Monday, November 23, 2009

Personal Progress


Several weeks ago I posted a writing I received from God in which He strongly suggested that I excise the nasty habits I have of self-judgment and self-loathing. Only in the vaguest sense have I reported my progress in this effort. I have mentioned that I had been working personal processes that my housemates had been supporting in.

I now wish to give a progress report. In actuality I had excised these habits just prior to our visit to the Sequoia National Forest. As is typical with me it involved a two part emotional process which took place over a week's time.

The first part is always the most difficult which is getting "in touch" with the feelings. The deeper the issue the more difficult this is to do. I can say that this issue was at the deepest core of my very being. I have never worked a deeper issue and it was highly emotional.

I got in touch with the very source of my self-judgment and self-loathing. It was not that I didn't love myself. It wasn't because I thought I was unlovable. It was because I hated myself.

Now, I know that is a shocking statement and many of you will want to immediately refute it. But I can tell you that it took a great deal of effort to get to that feeling. The good news is once you get in touch with something, then you can process it and heal it.

It is a peculiarity of mine that once I get in touch with such feelings I like to "be" with it for a while before I further process it. I figure it has taken me a lot of effort and energy to get in touch with whatever I'm processing. Once I have done so, I like to figure out how it has served me and my life. Once I understand I am then willing to release it.
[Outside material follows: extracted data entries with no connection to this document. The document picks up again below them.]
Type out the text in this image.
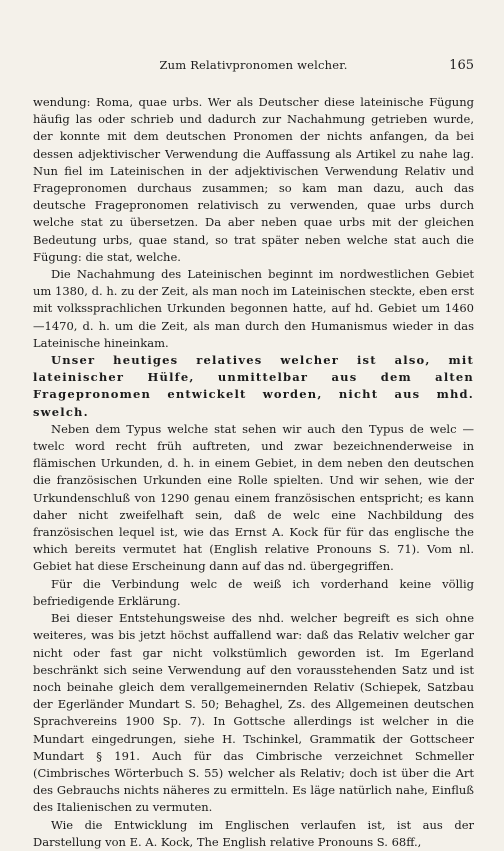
Zum Relativpronomen welcher.	165

wendung: Roma, quae urbs. Wer als Deutscher diese lateinische Fügung häufig las oder schrieb und dadurch zur Nachahmung getrieben wurde, der konnte mit dem deutschen Pronomen der nichts anfangen, da bei dessen adjektivischer Verwendung die Auffassung als Artikel zu nahe lag. Nun fiel im Lateinischen in der adjektivischen Verwendung Relativ und Fragepronomen durchaus zusammen; so kam man dazu, auch das deutsche Fragepronomen relativisch zu verwenden, quae urbs durch welche stat zu übersetzen. Da aber neben quae urbs mit der gleichen Bedeutung urbs, quae stand, so trat später neben welche stat auch die Fügung: die stat, welche.

Die Nachahmung des Lateinischen beginnt im nordwestlichen Gebiet um 1380, d. h. zu der Zeit, als man noch im Lateinischen steckte, eben erst mit volkssprachlichen Urkunden begonnen hatte, auf hd. Gebiet um 1460—1470, d. h. um die Zeit, als man durch den Humanismus wieder in das Lateinische hineinkam.

Unser heutiges relatives welcher ist also, mit lateinischer Hülfe, unmittelbar aus dem alten Fragepronomen entwickelt worden, nicht aus mhd. swelch.

Neben dem Typus welche stat sehen wir auch den Typus de welc — twelc word recht früh auftreten, und zwar bezeichnenderweise in flämischen Urkunden, d. h. in einem Gebiet, in dem neben den deutschen die französischen Urkunden eine Rolle spielten. Und wir sehen, wie der Urkundenschluß von 1290 genau einem französischen entspricht; es kann daher nicht zweifelhaft sein, daß de welc eine Nachbildung des französischen lequel ist, wie das Ernst A. Kock für für das englische the which bereits vermutet hat (English relative Pronouns S. 71). Vom nl. Gebiet hat diese Erscheinung dann auf das nd. übergegriffen.

Für die Verbindung welc de weiß ich vorderhand keine völlig befriedigende Erklärung.

Bei dieser Entstehungsweise des nhd. welcher begreift es sich ohne weiteres, was bis jetzt höchst auffallend war: daß das Relativ welcher gar nicht oder fast gar nicht volkstümlich geworden ist. Im Egerland beschränkt sich seine Verwendung auf den vorausstehenden Satz und ist noch beinahe gleich dem verallgemeinernden Relativ (Schiepek, Satzbau der Egerländer Mundart S. 50; Behaghel, Zs. des Allgemeinen deutschen Sprachvereins 1900 Sp. 7). In Gottsche allerdings ist welcher in die Mundart eingedrungen, siehe H. Tschinkel, Grammatik der Gottscheer Mundart § 191. Auch für das Cimbrische verzeichnet Schmeller (Cimbrisches Wörterbuch S. 55) welcher als Relativ; doch ist über die Art des Gebrauchs nichts näheres zu ermitteln. Es läge natürlich nahe, Einfluß des Italienischen zu vermuten.

Wie die Entwicklung im Englischen verlaufen ist, ist aus der Darstellung von E. A. Kock, The English relative Pronouns S. 68ff.,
Due to circumstances I did not have the luxury of spending as much time with these feelings as I would have liked. Two days later in the second part of the process I emotionally released the self-hatred which often manifested itself as self-judgment and self-loathing.

As is also typical with me, I have written a narrative of my process but have yet to decide if I will post it here. I do think that others might gain insight to their own lives by sharing it but it is deeply personal and I haven't decided to share it yet.

I am posting this limited report on my progress. I can tell you that these nasty habits have been excised as God had suggested. I really do follow His guidance in nearly all aspects of my life. The habits are simply gone and have been replaced with self-love which continues to manifest itself in interesting ways.

My choice to get off sugar is one of ways. Another is how I presently criticize myself. When I observe something I haven't accomplished, a fault, or even a mistake, I really don't judge myself about it. I observe it, and see the opportunity for improvement. There is no judgment, just opportunity.

So with love and affection and maybe even a little pride, I can say: The Journey continues.